Les vestiges de cette époque, même protégés, ne semblent pas être la priorité des autorités. Faute d’entretien et de soutien financier de la part des institutions, ces élégantes villas tombent en ruine. Leurs propriétaires, souvent à court d’argent, résistent difficilement à la pression des promoteurs. «Pourquoi certaines villas ont-elles été déclarées monument culturel en 2015 et rasées quelques années après ? s’interroge Doriana Musaj, qui tente de cartographier le patrimoine de la capitale, en analysant des décisions administratives souvent contradictoires. Il y a un manque total de transparence ! Les autorités n’annoncent jamais quand une villa va être démolie.»

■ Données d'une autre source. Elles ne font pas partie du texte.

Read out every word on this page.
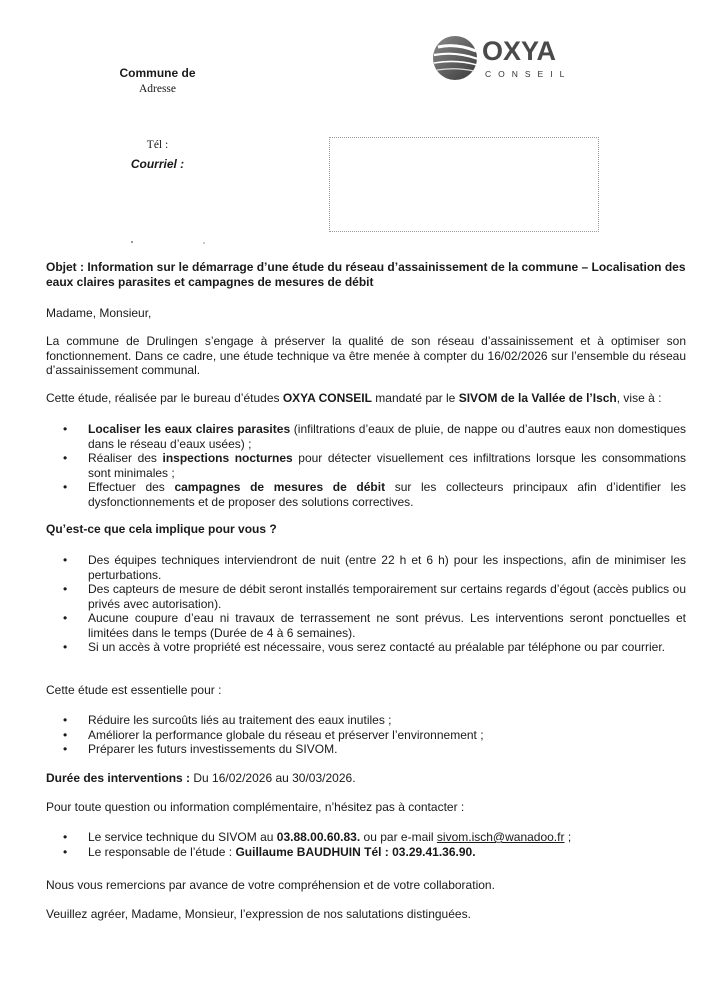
Commune de
Adresse
Tél :
Courriel :
OXYA
CONSEIL

Objet : Information sur le démarrage d’une étude du réseau d’assainissement de la commune – Localisation des eaux claires parasites et campagnes de mesures de débit

Madame, Monsieur,

La commune de Drulingen s’engage à préserver la qualité de son réseau d’assainissement et à optimiser son fonctionnement. Dans ce cadre, une étude technique va être menée à compter du 16/02/2026 sur l’ensemble du réseau d’assainissement communal.

Cette étude, réalisée par le bureau d’études OXYA CONSEIL mandaté par le SIVOM de la Vallée de l’Isch, vise à :

• Localiser les eaux claires parasites (infiltrations d’eaux de pluie, de nappe ou d’autres eaux non domestiques dans le réseau d’eaux usées) ;
• Réaliser des inspections nocturnes pour détecter visuellement ces infiltrations lorsque les consommations sont minimales ;
• Effectuer des campagnes de mesures de débit sur les collecteurs principaux afin d’identifier les dysfonctionnements et de proposer des solutions correctives.

Qu’est-ce que cela implique pour vous ?

• Des équipes techniques interviendront de nuit (entre 22 h et 6 h) pour les inspections, afin de minimiser les perturbations.
• Des capteurs de mesure de débit seront installés temporairement sur certains regards d’égout (accès publics ou privés avec autorisation).
• Aucune coupure d’eau ni travaux de terrassement ne sont prévus. Les interventions seront ponctuelles et limitées dans le temps (Durée de 4 à 6 semaines).
• Si un accès à votre propriété est nécessaire, vous serez contacté au préalable par téléphone ou par courrier.

Cette étude est essentielle pour :

• Réduire les surcoûts liés au traitement des eaux inutiles ;
• Améliorer la performance globale du réseau et préserver l’environnement ;
• Préparer les futurs investissements du SIVOM.

Durée des interventions : Du 16/02/2026 au 30/03/2026.

Pour toute question ou information complémentaire, n’hésitez pas à contacter :

• Le service technique du SIVOM au 03.88.00.60.83. ou par e-mail sivom.isch@wanadoo.fr ;
• Le responsable de l’étude : Guillaume BAUDHUIN Tél : 03.29.41.36.90.

Nous vous remercions par avance de votre compréhension et de votre collaboration.

Veuillez agréer, Madame, Monsieur, l’expression de nos salutations distinguées.
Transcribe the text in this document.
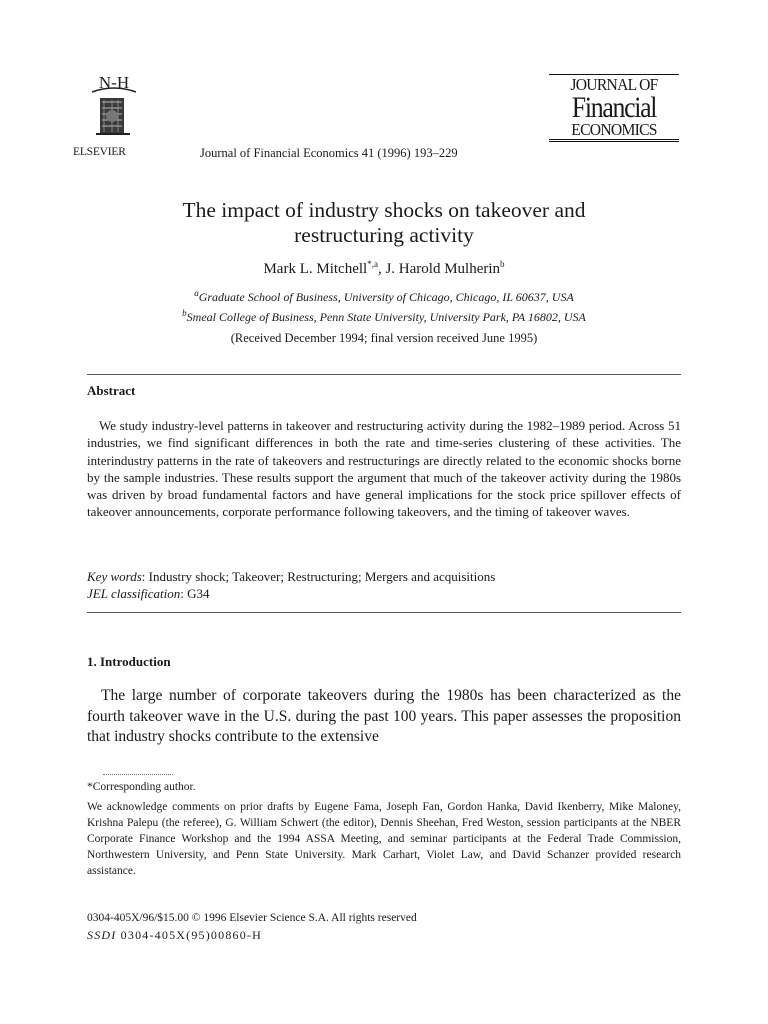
N-H
ELSEVIER	Journal of Financial Economics 41 (1996) 193–229
JOURNAL OF
Financial
ECONOMICS
The impact of industry shocks on takeover and
restructuring activity
Mark L. Mitchell$^{*,a}$, J. Harold Mulherin$^b$
$^a$Graduate School of Business, University of Chicago, Chicago, IL 60637, USA
$^b$Smeal College of Business, Penn State University, University Park, PA 16802, USA
(Received December 1994; final version received June 1995)
Abstract
We study industry-level patterns in takeover and restructuring activity during the 1982–1989 period. Across 51 industries, we find significant differences in both the rate and time-series clustering of these activities. The interindustry patterns in the rate of takeovers and restructurings are directly related to the economic shocks borne by the sample industries. These results support the argument that much of the takeover activity during the 1980s was driven by broad fundamental factors and have general implications for the stock price spillover effects of takeover announcements, corporate performance following takeovers, and the timing of takeover waves.
Key words: Industry shock; Takeover; Restructuring; Mergers and acquisitions
JEL classification: G34
1. Introduction
The large number of corporate takeovers during the 1980s has been characterized as the fourth takeover wave in the U.S. during the past 100 years. This paper assesses the proposition that industry shocks contribute to the extensive
*Corresponding author.
We acknowledge comments on prior drafts by Eugene Fama, Joseph Fan, Gordon Hanka, David Ikenberry, Mike Maloney, Krishna Palepu (the referee), G. William Schwert (the editor), Dennis Sheehan, Fred Weston, session participants at the NBER Corporate Finance Workshop and the 1994 ASSA Meeting, and seminar participants at the Federal Trade Commission, Northwestern University, and Penn State University. Mark Carhart, Violet Law, and David Schanzer provided research assistance.
0304-405X/96/$15.00 © 1996 Elsevier Science S.A. All rights reserved
SSDI 0304-405X(95)00860-H
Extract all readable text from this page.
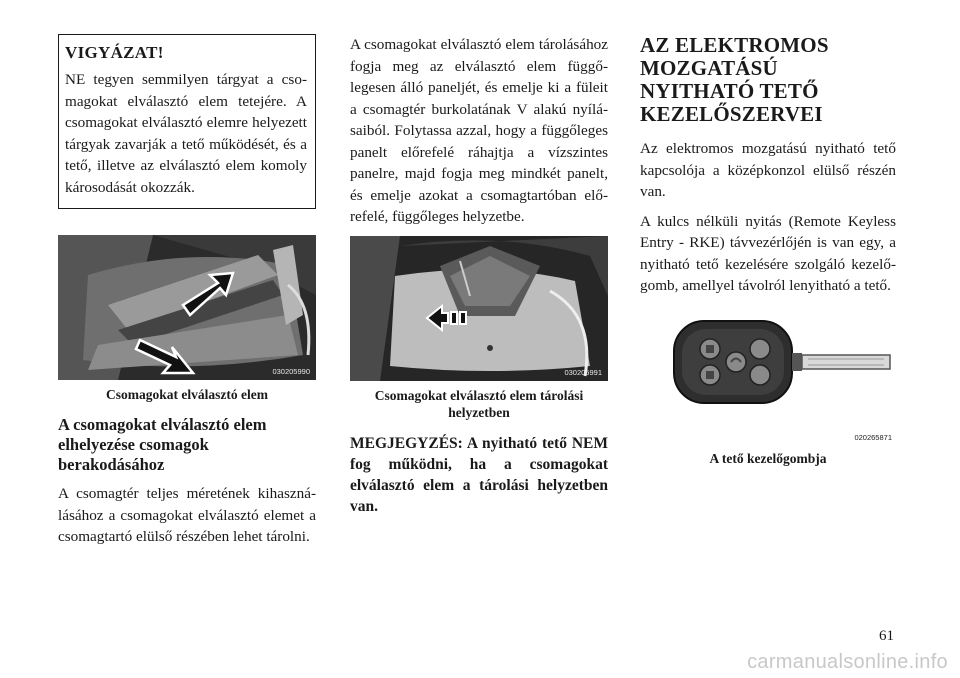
VIGYÁZAT!

NE tegyen semmilyen tárgyat a csomagokat elválasztó elem tetejére. A csomagokat elválasztó elemre helyezett tárgyak zavarják a tető működését, és a tető, illetve az elválasztó elem komoly károsodását okozzák.

030205990
Csomagokat elválasztó elem
A csomagokat elválasztó elem elhelyezése csomagok berakodásához

A csomagtér teljes méretének kihasználásához a csomagokat elválasztó elemet a csomagtartó elülső részében lehet tárolni.

A csomagokat elválasztó elem tárolásához fogja meg az elválasztó elem függőlegesen álló paneljét, és emelje ki a füleit a csomagtér burkolatának V alakú nyílásaiból. Folytassa azzal, hogy a függőleges panelt előrefelé ráhajtja a vízszintes panelre, majd fogja meg mindkét panelt, és emelje azokat a csomagtartóban előrefelé, függőleges helyzetbe.

030205991
Csomagokat elválasztó elem tárolási helyzetben
MEGJEGYZÉS: A nyitható tető NEM fog működni, ha a csomagokat elválasztó elem a tárolási helyzetben van.
AZ ELEKTROMOS MOZGATÁSÚ NYITHATÓ TETŐ KEZELŐSZERVEI

Az elektromos mozgatású nyitható tető kapcsolója a középkonzol elülső részén van.

A kulcs nélküli nyitás (Remote Keyless Entry - RKE) távvezérlőjén is van egy, a nyitható tető kezelésére szolgáló kezelőgomb, amellyel távolról lenyitható a tető.

020265871
A tető kezelőgombja
61
carmanualsonline.info
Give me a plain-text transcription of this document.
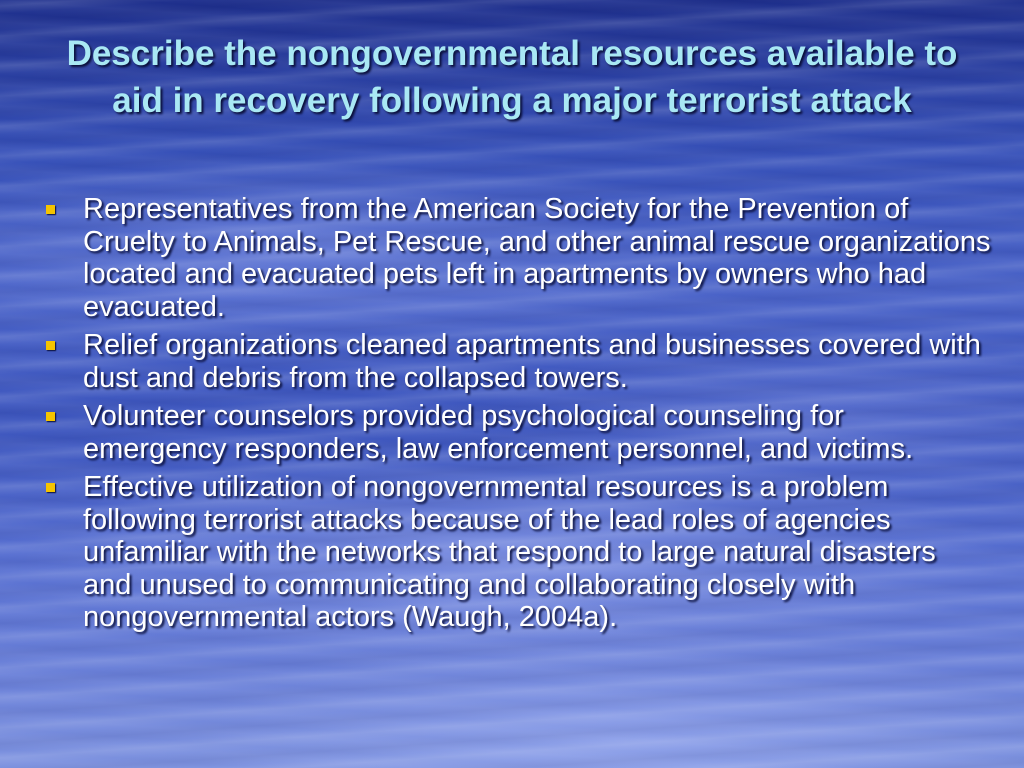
Describe the nongovernmental resources available to aid in recovery following a major terrorist attack
Representatives from the American Society for the Prevention of Cruelty to Animals, Pet Rescue, and other animal rescue organizations located and evacuated pets left in apartments by owners who had evacuated.
Relief organizations cleaned apartments and businesses covered with dust and debris from the collapsed towers.
Volunteer counselors provided psychological counseling for emergency responders, law enforcement personnel, and victims.
Effective utilization of nongovernmental resources is a problem following terrorist attacks because of the lead roles of agencies unfamiliar with the networks that respond to large natural disasters and unused to communicating and collaborating closely with nongovernmental actors (Waugh, 2004a).
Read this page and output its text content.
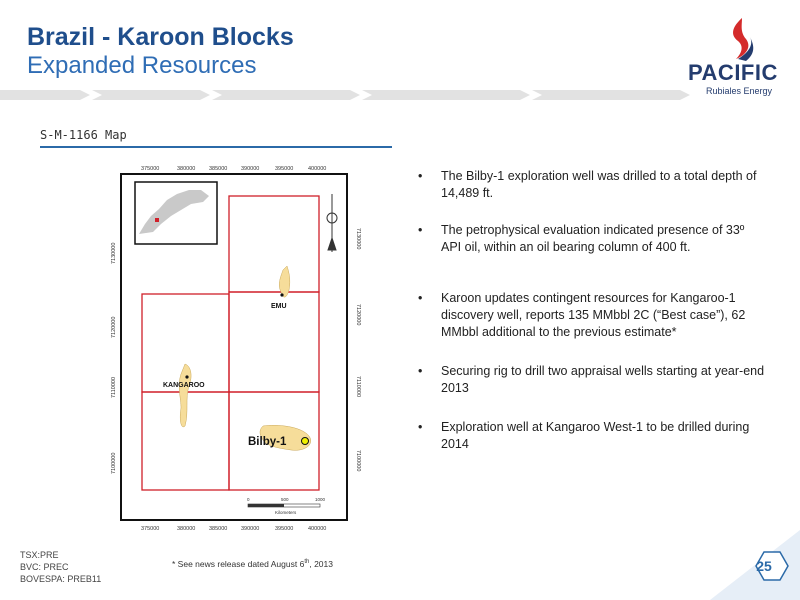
Brazil - Karoon Blocks
Expanded Resources	PACIFIC
Rubiales Energy
S-M-1166 Map
375000	380000 385000 390000	395000	400000
375000	380000 385000 390000	395000	400000
7130000
7120000
7110000
7100000
7130000
7120000
7110000
7100000
EMU
KANGAROO
Bilby-1
0	500	1000
Kilometers
• The Bilby-1 exploration well was drilled to a total depth of 14,489 ft.
• The petrophysical evaluation indicated presence of 33º API oil, within an oil bearing column of 400 ft.
• Karoon updates contingent resources for Kangaroo-1 discovery well, reports 135 MMbbl 2C (“Best case”), 62 MMbbl additional to the previous estimate*
• Securing rig to drill two appraisal wells starting at year-end 2013
• Exploration well at Kangaroo West-1 to be drilled during 2014
TSX:PRE
BVC: PREC
BOVESPA: PREB11
* See news release dated August 6th, 2013	25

Au centre de l’exode urbain que connaît l’Albanie depuis 1991 et la chute de la dictature stalinienne, Tirana accélère sa mutation. Rien qu’entre 2017 et 2019, plus de 1 000 permis de construire ont été délivrés par la municipalité pour des immeubles d’au moins six étages, soit une superficie de près de 3 millions de m². Partout dans Tirana, le son des bulldozers et des excavatrices s’est imposé comme le bruit de fond de l’année 2021. Chaque quartier voit sortir de terre de nouveaux complexes résidentiels.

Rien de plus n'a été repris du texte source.